In this, I am as guilty as the rest. In the spring, I was an officer in the Dartmouth Outing Club and on the directorate of First Year Trips, while also taking an intensive lab class and doing lab research. It was fun, chaotic, rewarding — and completely unsustainable. And that ultimately manifested in a very real consequence. After repeated nights of little sleep, I suffered a bad car accident in which I, simply by chance, avoided life-threatening injuries. Although I was physically unhurt, I was badly shaken and fell further behind in my work. What I ultimately decided to do was withdraw from a class — and yet I still felt immensely guilty in doing so. Why was I, if I truly believed in support, care, and kindness?
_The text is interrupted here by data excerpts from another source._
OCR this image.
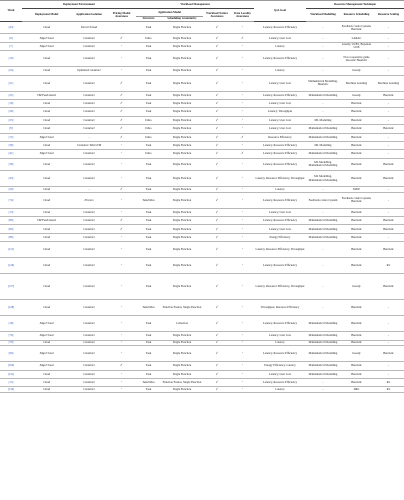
Work	Deployment Environment			Workload Management				QoS Goal	Resource Management Technique		
	Deployment Model	Application Isolation	Pricing Model Awareness	Application Model		Workload Nature Awareness	Data Locality Awareness		Workload Modelling	Resource Scheduling	Resource Scaling
				Structure	Scheduling Granularity						
[43]	Cloud	Kernel thread		Task	Single Function	✓	-	Latency, Resource Efficiency	-	Feedback control system, Heuristic	-
[6]	Edge/Cloud	Container	✓	DAG	Single Function	✓	✓	Latency, User Cost	-	LARAC	-
[7]	Edge/Cloud	Container	-	Task	Single Function	✓	-	Latency	-	Greedy, UCB1, Bayesian UCB	-
[10]	Cloud	Container	-	Task	Single Function	✓	-	Latency, Resource Efficiency	-	Non cooperative game theoretic Heuristic	-
[24]	Cloud	Optimized container	-	Task	Single Function	✓	-	Latency	-	Greedy	-
[21]	Cloud	Container	✓	Task	Single Function	✓	-	Latency, User Cost	Mathematical Modelling, Heuristic	Machine Learning	Machine Learning
[25]	VM/FaaS-based	Container	✓	Task	Single Function	✓	-	Latency, Resource Efficiency	Mathematical Modelling	Greedy	Heuristic
[19]	Cloud	Container	✓	Task	Single Function	✓	-	Latency, User Cost	-	Heuristic	-
[26]	Cloud	Container	✓	Task	Single Function	✓	-	Latency, Throughput	-	Heuristic	-
[23]	Cloud	Container	✓	DAG	Single Function	✓	-	Latency, User Cost	ML Modelling	Heuristic	-
[8]	Cloud	Container	✓	DAG	Single Function	✓	-	Latency, User Cost	Mathematical Modelling	Heuristic	Heuristic
[15]	Edge/Cloud	-	✓	DAG	Single Function	✓	✓	Resource Efficiency	Mathematical Modelling	Heuristic	-
[36]	Cloud	Container/ MicroVM	-	Task	Single Function	✓	-	Latency, Resource Efficiency	ML Modelling	Heuristic	-
[41]	Edge/Cloud	Container	-	DAG	Single Function	✓	✓	Latency, Resource Efficiency	Mathematical Modelling	Heuristic	-
[39]	Cloud	Container	-	Task	Single Function	✓	-	Latency, Resource Efficiency	ML Modelling, Mathematical Modelling	Heuristic	Heuristic
[43]	Cloud	Container	-	Task	Single Function	✓	-	Latency, Resource Efficiency, Throughput	ML Modelling, Mathematical Modelling	Heuristic	Heuristic
[20]	Cloud	-	✓	Task	Single Function	✓	-	Latency	-	MILP	-
[74]	Cloud	Process	-	Task/DAG	Single Function	✓	-	Latency, Resource Efficiency	Feedback control system	Feedback control system, Heuristic	-
[13]	Cloud	Container	-	Task	Single Function	✓	-	Latency, User Cost	-	Heuristic	-
[80]	VM/FaaS-based	Container	✓	Task	Single Function	✓	-	Latency, Resource Efficiency	Mathematical Modelling	Heuristic	Heuristic
[84]	Cloud	Container	✓	Task	Single Function	✓	-	Latency, User Cost	Mathematical Modelling	Heuristic	Heuristic
[86]	Cloud	Container	-	Task	Single Function	✓	-	Energy Efficiency	Mathematical Modelling	Heuristic	-
[121]	Cloud	Container	-	Task	Single Function	✓	-	Latency, Resource Efficiency, Throughput	-	Heuristic	Heuristic
[126]	Cloud	Container	-	Task	Single Function	✓	-	Latency, Resource Efficiency	-	Heuristic	RL
[127]	Cloud	Container	-	Task	Single Function	✓	-	Latency, Resource Efficiency, Throughput	-	Greedy	Heuristic
[128]	Cloud	Container	-	Task/DAG	Function Fusion, Single Function	✓	-	Throughput, Resource Efficiency	-	Heuristic	-
[18]	Edge/Cloud	Container	-	Task	Collection	✓	-	Latency, Resource Efficiency	Mathematical Modelling	Heuristic	-
[76]	Edge/Cloud	Container	-	Task	Single Function	✓	-	Latency, User Cost	Mathematical Modelling	Heuristic	-
[79]	Cloud	Container	-	Task	Single Function	✓	-	Latency	Mathematical Modelling	Heuristic	-
[90]	Edge/Cloud	Container	-	Task	Single Function	✓	-	Latency, Resource Efficiency	Mathematical Modelling	Greedy	Heuristic
[100]	Edge/Cloud	Container	✓	Task	Single Function	✓	-	Energy Efficiency, Latency	Mathematical Modelling	Heuristic	-
[131]	Cloud	Container	-	Task	Single Function	✓	-	Latency, User Cost	Mathematical Modelling	Heuristic	-
[15]	Cloud	Container	-	Task/DAG	Function Fusion, Single Function	✓	-	Latency, Resource Efficiency	-	Heuristic	RL
[134]	Cloud	Container	-	Task	Single Function	✓	-	Latency	-	DRL	RL
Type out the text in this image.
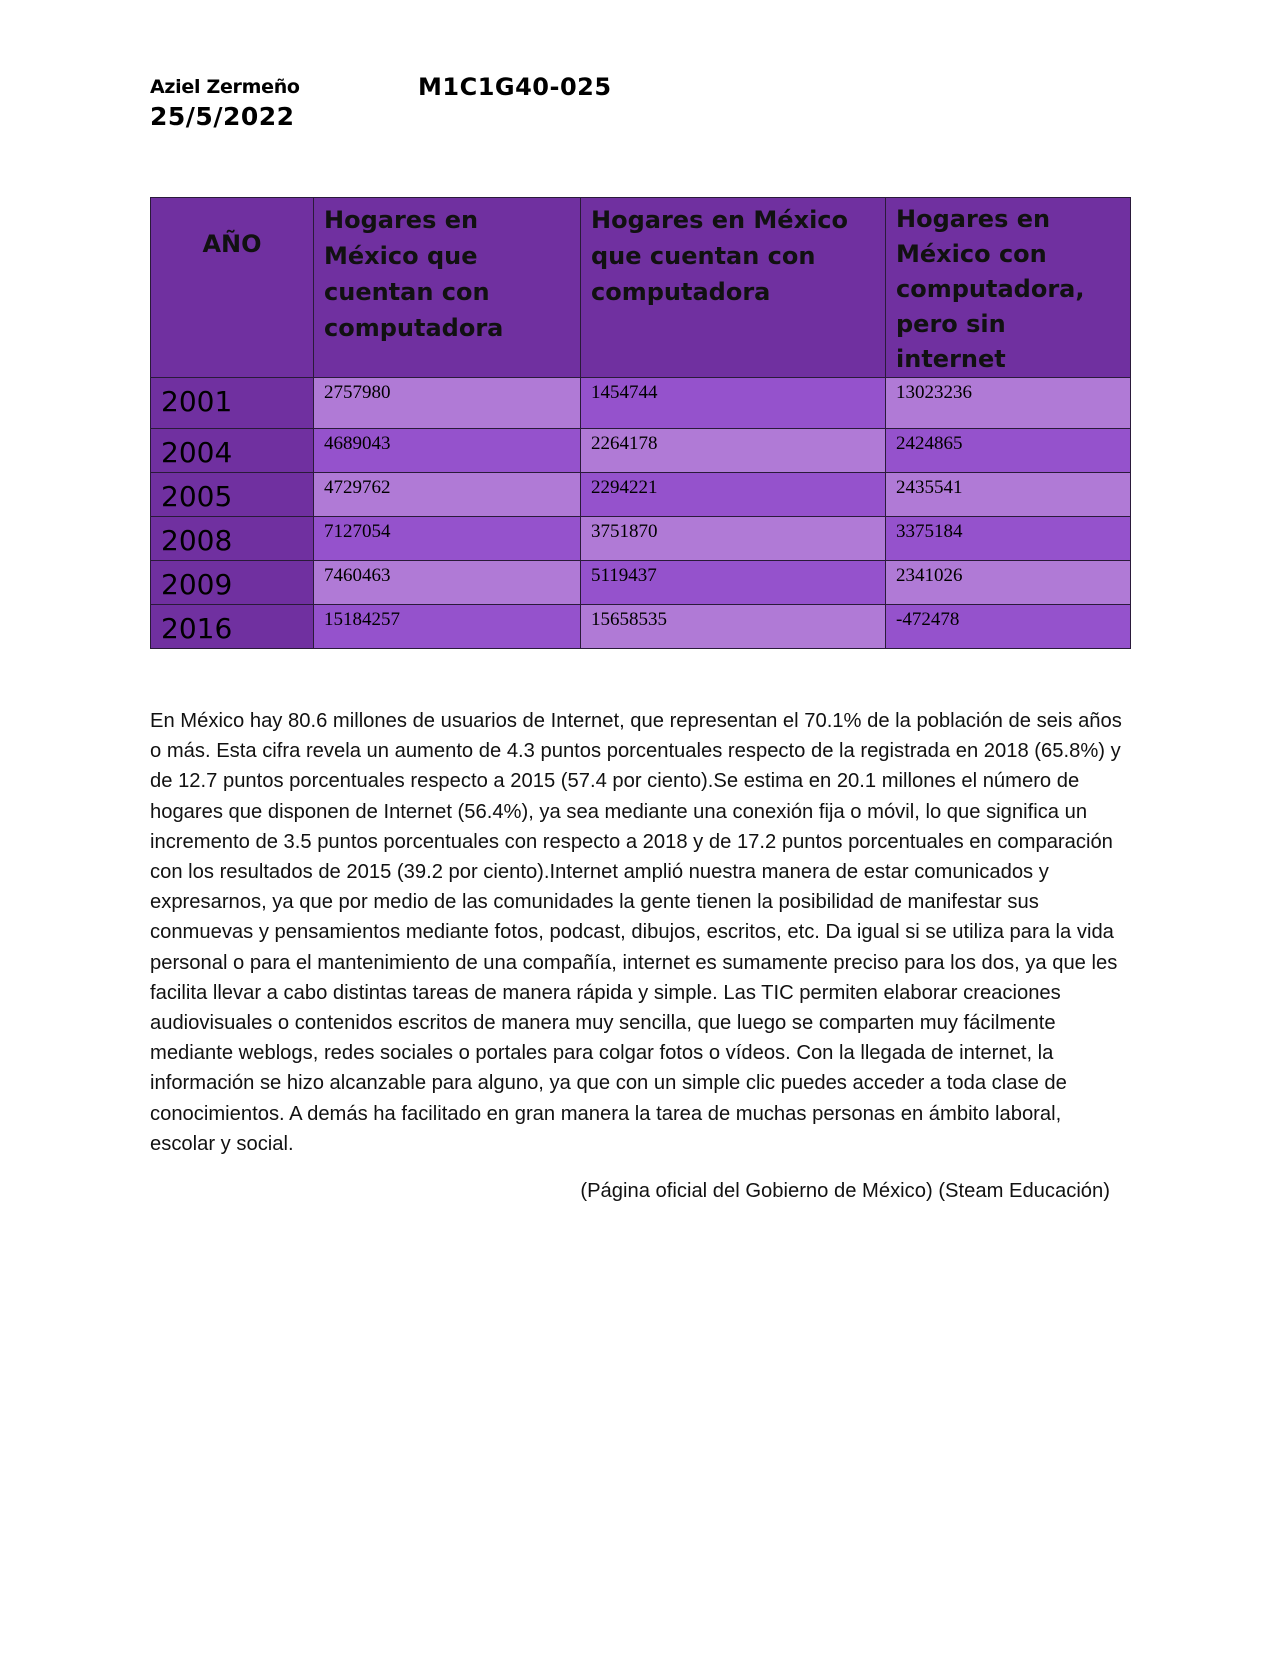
Aziel Zermeño
25/5/2022
M1C1G40-025
AÑO	Hogares en México que cuentan con computadora	Hogares en México que cuentan con computadora	Hogares en México con computadora, pero sin internet
2001	2757980	1454744	13023236
2004	4689043	2264178	2424865
2005	4729762	2294221	2435541
2008	7127054	3751870	3375184
2009	7460463	5119437	2341026
2016	15184257	15658535	-472478

En México hay 80.6 millones de usuarios de Internet, que representan el 70.1% de la población de seis años o más. Esta cifra revela un aumento de 4.3 puntos porcentuales respecto de la registrada en 2018 (65.8%) y de 12.7 puntos porcentuales respecto a 2015 (57.4 por ciento).Se estima en 20.1 millones el número de hogares que disponen de Internet (56.4%), ya sea mediante una conexión fija o móvil, lo que significa un incremento de 3.5 puntos porcentuales con respecto a 2018 y de 17.2 puntos porcentuales en comparación con los resultados de 2015 (39.2 por ciento).Internet amplió nuestra manera de estar comunicados y expresarnos, ya que por medio de las comunidades la gente tienen la posibilidad de manifestar sus conmuevas y pensamientos mediante fotos, podcast, dibujos, escritos, etc. Da igual si se utiliza para la vida personal o para el mantenimiento de una compañía, internet es sumamente preciso para los dos, ya que les facilita llevar a cabo distintas tareas de manera rápida y simple. Las TIC permiten elaborar creaciones audiovisuales o contenidos escritos de manera muy sencilla, que luego se comparten muy fácilmente mediante weblogs, redes sociales o portales para colgar fotos o vídeos. Con la llegada de internet, la información se hizo alcanzable para alguno, ya que con un simple clic puedes acceder a toda clase de conocimientos. A demás ha facilitado en gran manera la tarea de muchas personas en ámbito laboral, escolar y social.

(Página oficial del Gobierno de México) (Steam Educación)
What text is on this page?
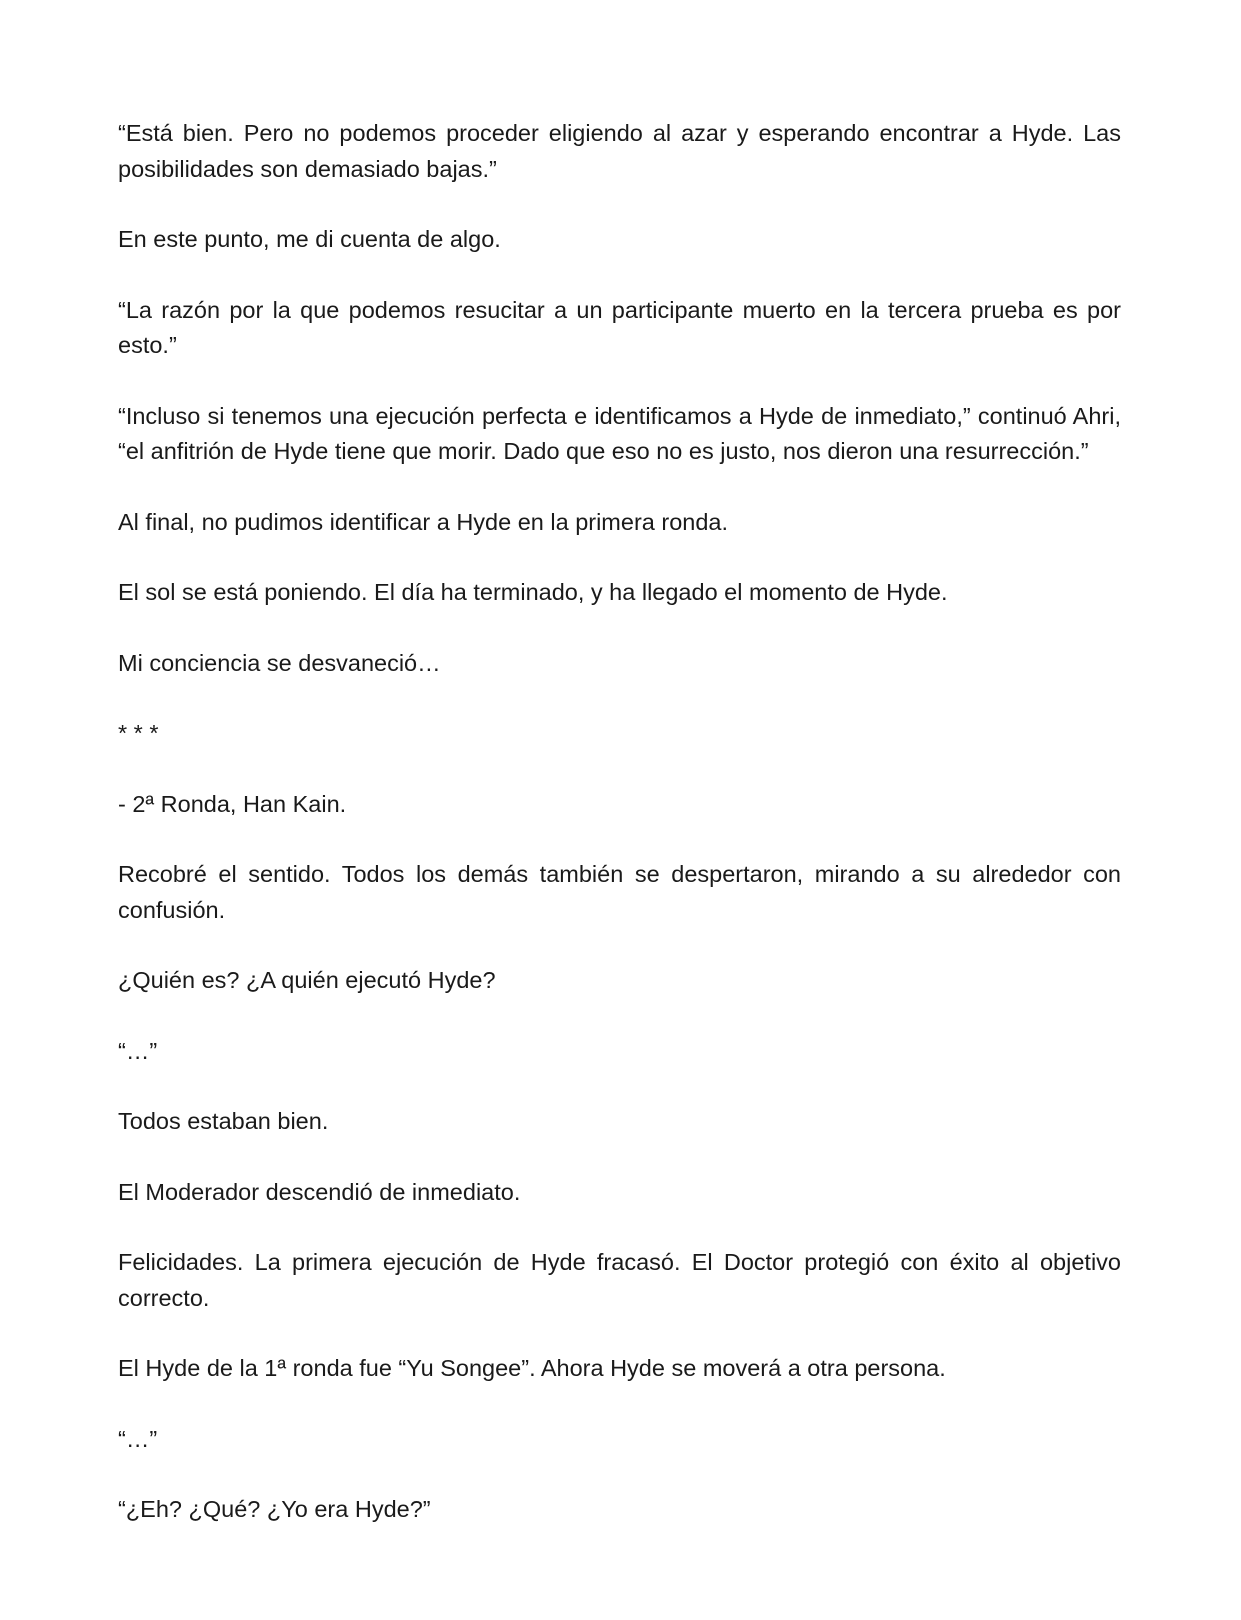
“Está bien. Pero no podemos proceder eligiendo al azar y esperando encontrar a Hyde. Las posibilidades son demasiado bajas.”

En este punto, me di cuenta de algo.

“La razón por la que podemos resucitar a un participante muerto en la tercera prueba es por esto.”

“Incluso si tenemos una ejecución perfecta e identificamos a Hyde de inmediato,” continuó Ahri, “el anfitrión de Hyde tiene que morir. Dado que eso no es justo, nos dieron una resurrección.”

Al final, no pudimos identificar a Hyde en la primera ronda.

El sol se está poniendo. El día ha terminado, y ha llegado el momento de Hyde.

Mi conciencia se desvaneció…

* * *

- 2ª Ronda, Han Kain.

Recobré el sentido. Todos los demás también se despertaron, mirando a su alrededor con confusión.

¿Quién es? ¿A quién ejecutó Hyde?

“…”

Todos estaban bien.

El Moderador descendió de inmediato.

Felicidades. La primera ejecución de Hyde fracasó. El Doctor protegió con éxito al objetivo correcto.

El Hyde de la 1ª ronda fue “Yu Songee”. Ahora Hyde se moverá a otra persona.

“…”

“¿Eh? ¿Qué? ¿Yo era Hyde?”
Yet students cannot fix Dartmouth’s burnout culture without every part of this school — from the administration down to individual professors — making it central in their work. Every decision and policy needs to be evaluated with this goal in mind. I welcome the recent announcement of the Oct. 21 “Day of Caring.” But the day to day academic and social environment also must shift, which takes smaller, more specific changes.
For instance, at Dartmouth, organic chemistry is taught over two terms. However, at many of our peer schools which have quarter systems, the sequence is instead three courses. Organic chemistry will always be a challenging subject — but it doesn’t need to be as bad as it is here, where some students instead choose to spend their entire summer taking organic chemistry at another school. And no, this is not acceptable simply because at Dartmouth “things move quickly” or because it’s the way it’s always been. Practices like the way we teach orgo break our students — whether it be just in that one class or the accumulated stress of being pushed a little too far term after term.
Culture change can feel like a nebulous and undefinable reform. On the whole, it is. But when you break it down into many little changes, it suddenly becomes much more actionable. I don’t know the whole of what has to change at this school — I used the orgo example as a STEM major, but frankly have no clue what changes are needed in other academic departments or across all the organizations on campus. And I suspect nobody does entirely.
So that’s where true leadership from the top comes in. Our president, deans and other top leaders should make it clear that changing the culture is the priority, even if they understandably lack the knowledge to make every individual fix themselves. Maybe, just maybe, they are finally getting it.
Yes, this effort will include further reform to our mental health system — beyond just ordering more outside reports and consultations. But it needs to touch all aspects of this school, even some of the things we prize most about Dartmouth, like the exhilarating and overwhelming intensity of our 10 week terms. Events have made clear that this school is pushing students to — and past — their breaking points. Nothing short of reforming Dartmouth’s entire campus culture can be a solution.